Génocide à Gaza : malgré l’accord annoncé par Donald Trump avec le Hamas, les bombardements israéliens continuent de pleuvoir sur l’enclave palestinienne

Publié le par FSC

Pierre Barbancey
L'Humanité du 02 août 2026

Donald Trump a annoncé qu’un accord avait été trouvé avec le Hamas pour son désarmement dans le cadre du plan qui prévoit le retrait israélien.

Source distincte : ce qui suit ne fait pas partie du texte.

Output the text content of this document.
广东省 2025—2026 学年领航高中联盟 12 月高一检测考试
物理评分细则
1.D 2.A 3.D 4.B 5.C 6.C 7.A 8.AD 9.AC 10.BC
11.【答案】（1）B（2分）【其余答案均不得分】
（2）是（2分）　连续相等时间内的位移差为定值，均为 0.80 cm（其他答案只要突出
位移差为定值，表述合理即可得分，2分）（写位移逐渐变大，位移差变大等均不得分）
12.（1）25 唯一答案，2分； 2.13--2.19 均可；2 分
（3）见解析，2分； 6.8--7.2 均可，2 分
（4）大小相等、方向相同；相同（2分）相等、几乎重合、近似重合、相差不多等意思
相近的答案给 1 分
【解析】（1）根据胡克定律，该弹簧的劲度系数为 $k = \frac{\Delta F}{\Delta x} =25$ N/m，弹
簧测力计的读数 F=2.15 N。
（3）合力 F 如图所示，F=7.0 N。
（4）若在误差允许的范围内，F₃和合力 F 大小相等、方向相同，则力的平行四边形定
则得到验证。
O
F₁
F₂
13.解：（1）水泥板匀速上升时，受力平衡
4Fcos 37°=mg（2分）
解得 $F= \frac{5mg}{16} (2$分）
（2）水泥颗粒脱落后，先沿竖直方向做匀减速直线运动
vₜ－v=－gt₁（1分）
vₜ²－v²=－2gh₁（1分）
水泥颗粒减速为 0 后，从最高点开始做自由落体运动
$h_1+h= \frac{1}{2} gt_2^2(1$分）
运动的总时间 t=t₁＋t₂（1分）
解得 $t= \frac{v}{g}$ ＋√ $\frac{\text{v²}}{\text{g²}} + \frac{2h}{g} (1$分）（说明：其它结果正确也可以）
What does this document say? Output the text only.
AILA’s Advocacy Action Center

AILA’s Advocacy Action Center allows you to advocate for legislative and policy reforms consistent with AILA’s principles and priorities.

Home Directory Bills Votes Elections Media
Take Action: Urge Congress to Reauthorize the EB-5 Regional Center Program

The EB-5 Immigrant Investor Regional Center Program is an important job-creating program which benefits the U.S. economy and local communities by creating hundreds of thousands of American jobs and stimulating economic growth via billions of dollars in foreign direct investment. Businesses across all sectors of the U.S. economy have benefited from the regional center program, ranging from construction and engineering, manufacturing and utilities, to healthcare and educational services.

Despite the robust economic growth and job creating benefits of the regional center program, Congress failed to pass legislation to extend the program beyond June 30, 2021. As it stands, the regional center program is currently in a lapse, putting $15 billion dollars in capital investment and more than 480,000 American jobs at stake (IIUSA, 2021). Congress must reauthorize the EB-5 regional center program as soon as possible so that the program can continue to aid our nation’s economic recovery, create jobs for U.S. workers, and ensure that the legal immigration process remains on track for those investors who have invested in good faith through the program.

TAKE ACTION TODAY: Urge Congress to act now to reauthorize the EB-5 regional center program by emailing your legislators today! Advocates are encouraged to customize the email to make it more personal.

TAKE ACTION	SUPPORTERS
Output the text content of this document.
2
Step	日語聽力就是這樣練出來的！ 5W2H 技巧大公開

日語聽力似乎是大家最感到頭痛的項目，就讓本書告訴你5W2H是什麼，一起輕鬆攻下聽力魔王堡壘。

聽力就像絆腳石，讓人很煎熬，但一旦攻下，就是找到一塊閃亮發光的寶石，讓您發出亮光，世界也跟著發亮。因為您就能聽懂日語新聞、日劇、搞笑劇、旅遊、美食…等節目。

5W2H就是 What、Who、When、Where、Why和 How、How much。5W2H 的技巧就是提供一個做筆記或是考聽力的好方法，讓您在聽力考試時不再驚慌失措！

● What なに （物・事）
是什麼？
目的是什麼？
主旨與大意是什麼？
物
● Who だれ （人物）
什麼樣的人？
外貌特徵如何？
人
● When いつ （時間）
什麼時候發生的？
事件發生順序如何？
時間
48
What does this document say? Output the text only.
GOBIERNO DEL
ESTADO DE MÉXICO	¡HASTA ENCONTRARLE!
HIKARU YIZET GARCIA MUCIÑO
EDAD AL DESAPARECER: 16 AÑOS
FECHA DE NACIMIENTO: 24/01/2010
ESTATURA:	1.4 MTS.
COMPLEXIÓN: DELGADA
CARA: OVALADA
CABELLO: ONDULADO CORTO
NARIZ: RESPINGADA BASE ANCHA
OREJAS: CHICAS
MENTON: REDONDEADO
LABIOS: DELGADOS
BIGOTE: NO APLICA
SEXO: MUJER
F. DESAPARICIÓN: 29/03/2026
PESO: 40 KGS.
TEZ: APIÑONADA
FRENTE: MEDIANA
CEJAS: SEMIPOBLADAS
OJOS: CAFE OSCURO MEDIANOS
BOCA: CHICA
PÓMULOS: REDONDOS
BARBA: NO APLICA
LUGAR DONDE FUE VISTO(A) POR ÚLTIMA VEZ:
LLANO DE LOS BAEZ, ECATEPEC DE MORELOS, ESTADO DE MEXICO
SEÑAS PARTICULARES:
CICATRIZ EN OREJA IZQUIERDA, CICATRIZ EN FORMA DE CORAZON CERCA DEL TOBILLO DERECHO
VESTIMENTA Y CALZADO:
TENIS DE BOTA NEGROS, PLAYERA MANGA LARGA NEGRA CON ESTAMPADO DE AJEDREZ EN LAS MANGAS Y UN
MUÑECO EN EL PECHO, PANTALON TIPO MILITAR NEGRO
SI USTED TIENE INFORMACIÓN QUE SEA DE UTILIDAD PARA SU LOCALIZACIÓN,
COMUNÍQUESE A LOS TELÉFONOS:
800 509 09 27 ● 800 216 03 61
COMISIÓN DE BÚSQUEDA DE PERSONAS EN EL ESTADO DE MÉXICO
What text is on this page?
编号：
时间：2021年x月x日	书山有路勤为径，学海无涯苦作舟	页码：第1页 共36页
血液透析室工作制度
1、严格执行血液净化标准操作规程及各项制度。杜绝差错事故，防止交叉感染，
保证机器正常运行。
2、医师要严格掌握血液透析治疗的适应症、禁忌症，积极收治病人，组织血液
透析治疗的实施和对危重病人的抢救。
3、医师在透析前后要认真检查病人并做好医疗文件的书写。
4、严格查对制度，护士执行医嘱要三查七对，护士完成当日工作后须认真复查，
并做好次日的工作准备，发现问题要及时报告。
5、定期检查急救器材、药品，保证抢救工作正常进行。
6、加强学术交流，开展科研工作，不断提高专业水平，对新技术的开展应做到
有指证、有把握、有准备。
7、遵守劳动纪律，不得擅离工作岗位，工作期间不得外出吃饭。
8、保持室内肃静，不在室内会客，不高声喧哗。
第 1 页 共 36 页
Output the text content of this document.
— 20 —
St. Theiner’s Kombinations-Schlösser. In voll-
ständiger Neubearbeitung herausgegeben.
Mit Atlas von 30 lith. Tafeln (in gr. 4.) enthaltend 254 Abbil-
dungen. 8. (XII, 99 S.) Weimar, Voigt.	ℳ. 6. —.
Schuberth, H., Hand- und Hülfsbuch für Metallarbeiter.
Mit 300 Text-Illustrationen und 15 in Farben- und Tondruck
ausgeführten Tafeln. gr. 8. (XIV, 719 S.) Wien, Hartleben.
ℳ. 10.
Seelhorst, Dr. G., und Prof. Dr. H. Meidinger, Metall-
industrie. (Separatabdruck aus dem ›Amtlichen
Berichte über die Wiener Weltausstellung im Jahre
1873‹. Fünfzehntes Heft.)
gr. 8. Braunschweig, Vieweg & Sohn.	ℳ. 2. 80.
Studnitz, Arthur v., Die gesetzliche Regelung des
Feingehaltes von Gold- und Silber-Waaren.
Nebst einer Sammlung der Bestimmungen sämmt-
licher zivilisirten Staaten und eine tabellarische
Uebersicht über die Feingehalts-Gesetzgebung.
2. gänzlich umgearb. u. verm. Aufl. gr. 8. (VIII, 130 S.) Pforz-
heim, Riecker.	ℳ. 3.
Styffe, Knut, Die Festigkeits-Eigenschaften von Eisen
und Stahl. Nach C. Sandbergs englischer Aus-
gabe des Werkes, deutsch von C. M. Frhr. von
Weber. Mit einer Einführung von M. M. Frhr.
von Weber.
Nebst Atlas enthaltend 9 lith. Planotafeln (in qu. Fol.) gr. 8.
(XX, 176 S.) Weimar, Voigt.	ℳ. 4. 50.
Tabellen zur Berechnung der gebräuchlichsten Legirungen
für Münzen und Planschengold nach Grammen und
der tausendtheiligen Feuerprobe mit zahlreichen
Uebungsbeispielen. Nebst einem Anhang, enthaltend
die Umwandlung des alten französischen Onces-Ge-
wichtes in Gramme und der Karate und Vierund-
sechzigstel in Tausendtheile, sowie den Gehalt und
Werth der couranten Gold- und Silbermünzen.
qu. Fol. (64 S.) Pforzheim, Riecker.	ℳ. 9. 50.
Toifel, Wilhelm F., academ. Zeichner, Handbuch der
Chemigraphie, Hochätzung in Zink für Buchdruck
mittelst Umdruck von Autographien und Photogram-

Mais Tel-Aviv a répondu en ciblant la bande de Gaza, tuant au moins neuf Palestiniens.

Donald Trump s’est félicité, jeudi 30 juillet, d’une avancée après que le Hamas a accepté de désarmer dans le cadre d’une initiative soutenue par les États-Unis pour mettre en œuvre l’accord de cessez-le-feu conclu l’an dernier en Égypte. Le lendemain, le « Board of Peace » (Conseil de la paix) de Trump – l’instance censée superviser le cessez-le-feu – publiait une feuille de route en 15 points détaillant les dernières étapes de la mise en œuvre de l’accord.


Le Hamas a toutefois fait savoir qu’il ne remettrait ses armes pour qu’elles soient entreposées qu’une fois qu’Israël aurait cessé ses opérations militaires et retiré ses forces, conformément à l’accord conclu l’année dernière. Or un responsable israélien a indiqué qu’aucun retrait des positions militaires actuelles n’aurait lieu tant que le Hamas ne procéderait pas à un « véritable désarmement ».

Gaza : Israël poursuit son offensive et les négociations piétinent


Pour être encore plus clair dans sa réponse, Tel-Aviv a fait donner ses canons. Les frappes aériennes israéliennes sur Gaza se sont poursuivies pour une deuxième journée consécutive dimanche, tuant au moins neuf Palestiniens. Au moins 1 230 Palestiniens ont été tués lors de frappes israéliennes depuis la conclusion d’un cessez-le-feu en octobre.


Le ministre israélien de l’Énergie, Eli Cohen, a déclaré dimanche qu’aucun accord n’avait été conclu pour mettre fin aux attaques sur Gaza et qu’il estimait nécessaire qu’Israël – qui occupe déjà près de 70 % de l’enclave – en prenne le contrôle total. Benyamin Netanyahou ne s’est pas exprimé publiquement sur cette initiative, alors que, deux jours avant son annonce, il se trouvait à la Maison-Blanche…


En revanche, son ministre de la Sécurité nationale, d’extrême droite, Itamar Ben Gvir, l’a jugée inacceptable, affirmant qu’Israël devait continuer à éliminer les dirigeants du Hamas. En coulisses, de nombreuses tractations ont lieu. Mohammed Dahlan, ancien responsable du Fatah, démis de ses fonctions et exilé aux Émirats arabes unis, où il est devenu conseiller du président, a indiqué dans une publication sur Facebook que Jared Kushner – gendre de Trump et conseiller principal impliqué dans l’initiative américaine – lui avait dit qu’il travaillait avec la partie israélienne pour faire cesser les attaques contre Gaza.


Une manière pour ce responsable palestinien de se replacer dans le jeu politique après avoir repris langue avec le Hamas et de se positionner dans la course au remplacement de Mahmoud Abbas.